- Decades:: 1980s; 1990s; 2000s; 2010s; 2020s;
- See also:: Other events of 2005; Timeline of Ugandan history;

= 2005 in Uganda =

The following lists events that happened during 2005 in Uganda.

==Incumbents==
- President: Yoweri Museveni
- Vice President: Gilbert Bukenya
- Prime Minister: Apolo Nsibambi

==Events==
===October===
- October 2 - Uganda Army is deploying troops to West Nile in readiness for an imminent military combat against the Lord's Resistance Army at the border with the Democratic Republic of Congo.
- October 4 - Four Ugandan civilians have been killed in a rare afternoon ambush on a pickup truck in north east Uganda by Lord's Resistance Army rebels.

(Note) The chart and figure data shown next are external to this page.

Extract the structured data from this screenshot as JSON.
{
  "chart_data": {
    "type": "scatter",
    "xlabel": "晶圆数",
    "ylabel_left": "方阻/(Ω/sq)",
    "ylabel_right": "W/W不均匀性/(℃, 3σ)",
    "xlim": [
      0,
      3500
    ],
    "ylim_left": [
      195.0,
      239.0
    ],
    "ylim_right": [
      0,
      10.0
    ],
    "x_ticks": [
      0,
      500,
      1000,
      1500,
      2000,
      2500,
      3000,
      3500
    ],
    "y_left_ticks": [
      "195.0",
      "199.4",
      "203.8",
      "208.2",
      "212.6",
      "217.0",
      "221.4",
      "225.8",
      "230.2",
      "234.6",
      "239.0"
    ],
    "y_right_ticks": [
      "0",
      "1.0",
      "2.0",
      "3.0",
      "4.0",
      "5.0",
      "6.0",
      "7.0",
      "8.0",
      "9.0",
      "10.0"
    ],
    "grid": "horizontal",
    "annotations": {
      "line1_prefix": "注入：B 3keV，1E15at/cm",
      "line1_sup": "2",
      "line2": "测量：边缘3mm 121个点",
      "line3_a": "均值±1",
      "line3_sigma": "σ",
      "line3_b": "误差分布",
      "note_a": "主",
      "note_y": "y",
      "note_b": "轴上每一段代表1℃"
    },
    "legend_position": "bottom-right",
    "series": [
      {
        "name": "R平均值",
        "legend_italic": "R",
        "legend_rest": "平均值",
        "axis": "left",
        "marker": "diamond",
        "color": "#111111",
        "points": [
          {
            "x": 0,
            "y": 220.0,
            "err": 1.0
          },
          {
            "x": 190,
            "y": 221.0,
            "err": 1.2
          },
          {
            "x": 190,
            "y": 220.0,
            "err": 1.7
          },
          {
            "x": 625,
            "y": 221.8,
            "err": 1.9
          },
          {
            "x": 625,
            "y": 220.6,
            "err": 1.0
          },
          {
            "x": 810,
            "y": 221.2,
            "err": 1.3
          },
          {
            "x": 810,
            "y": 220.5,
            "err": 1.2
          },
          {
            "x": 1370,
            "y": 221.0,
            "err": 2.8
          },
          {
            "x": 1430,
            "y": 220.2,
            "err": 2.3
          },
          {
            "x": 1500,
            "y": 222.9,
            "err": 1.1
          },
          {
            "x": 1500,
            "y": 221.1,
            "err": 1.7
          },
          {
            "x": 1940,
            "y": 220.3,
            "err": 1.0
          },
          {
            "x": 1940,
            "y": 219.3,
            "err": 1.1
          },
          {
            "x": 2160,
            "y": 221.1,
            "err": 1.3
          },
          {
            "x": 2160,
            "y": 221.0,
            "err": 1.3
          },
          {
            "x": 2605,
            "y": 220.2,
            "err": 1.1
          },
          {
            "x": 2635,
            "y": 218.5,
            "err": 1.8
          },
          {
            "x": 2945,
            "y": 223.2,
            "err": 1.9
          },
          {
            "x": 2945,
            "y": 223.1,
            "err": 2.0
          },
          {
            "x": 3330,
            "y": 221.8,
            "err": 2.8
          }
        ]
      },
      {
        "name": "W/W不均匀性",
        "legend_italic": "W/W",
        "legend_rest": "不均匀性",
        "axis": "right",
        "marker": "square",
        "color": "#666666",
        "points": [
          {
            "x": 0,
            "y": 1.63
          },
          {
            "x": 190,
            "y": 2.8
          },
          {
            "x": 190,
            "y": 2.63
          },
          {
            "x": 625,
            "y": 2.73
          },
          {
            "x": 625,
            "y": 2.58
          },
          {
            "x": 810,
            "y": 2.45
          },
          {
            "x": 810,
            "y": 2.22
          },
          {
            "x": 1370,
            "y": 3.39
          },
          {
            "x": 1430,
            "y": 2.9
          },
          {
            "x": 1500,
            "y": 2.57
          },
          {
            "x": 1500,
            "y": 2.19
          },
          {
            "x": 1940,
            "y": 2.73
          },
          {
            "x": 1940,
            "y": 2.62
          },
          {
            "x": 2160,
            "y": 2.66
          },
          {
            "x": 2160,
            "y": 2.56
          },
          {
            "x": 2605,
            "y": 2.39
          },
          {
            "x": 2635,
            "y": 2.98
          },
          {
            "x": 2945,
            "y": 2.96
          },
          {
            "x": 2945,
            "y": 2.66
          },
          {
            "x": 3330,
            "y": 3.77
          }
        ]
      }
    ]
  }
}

The insurgents are suspected of shooting the driver and two passengers and killing a fourth with an axe.
- October 6 - Five leaders of the Lord's Resistance Army are targeted by the first arrest warrants to be issued by the International Criminal Court.
- October 8 - Uganda Human Rights Commission, in its 2004 report, states that at least 4,000 children who were among the tens of thousands abducted by the Lord's Resistance Army rebels cannot be traced. It accuses the Uganda People's Defence Forces (UPDF) of torturing civilians in the north by using brutal methods to extract information or to instill discipline in suspects.
- October 10 - The former President of Uganda, Milton Obote, has died of kidney failure at the age of 80. Obote led the East African country from 1962-1971 and again from 1980-1985.
- October 14 - The Lord's Resistance Army rebel leader, Joseph Kony, has been indicted on 33 charges before the International Criminal Court (ICC) for crimes against humanity.
- October 18 - The Uganda People's Defence Force and Sudanese People's Liberation Army have launched a joint operation against the Lord's Resistance Army rebels, after the LRA ambushed a convoy of UPDF soldiers on October 14.

===November===
- November 5 - Scientists at Makerere University have approved the use of DDT to fight Malaria.
- November 11 - A sharp rise in examination fees sparks riot at Makerere University in Kampala.
- November 15 - Police clash with rioters in Kampala. During the riots, one man is killed. The riots were sparked by the arrest of opposition leader Kizza Besigye.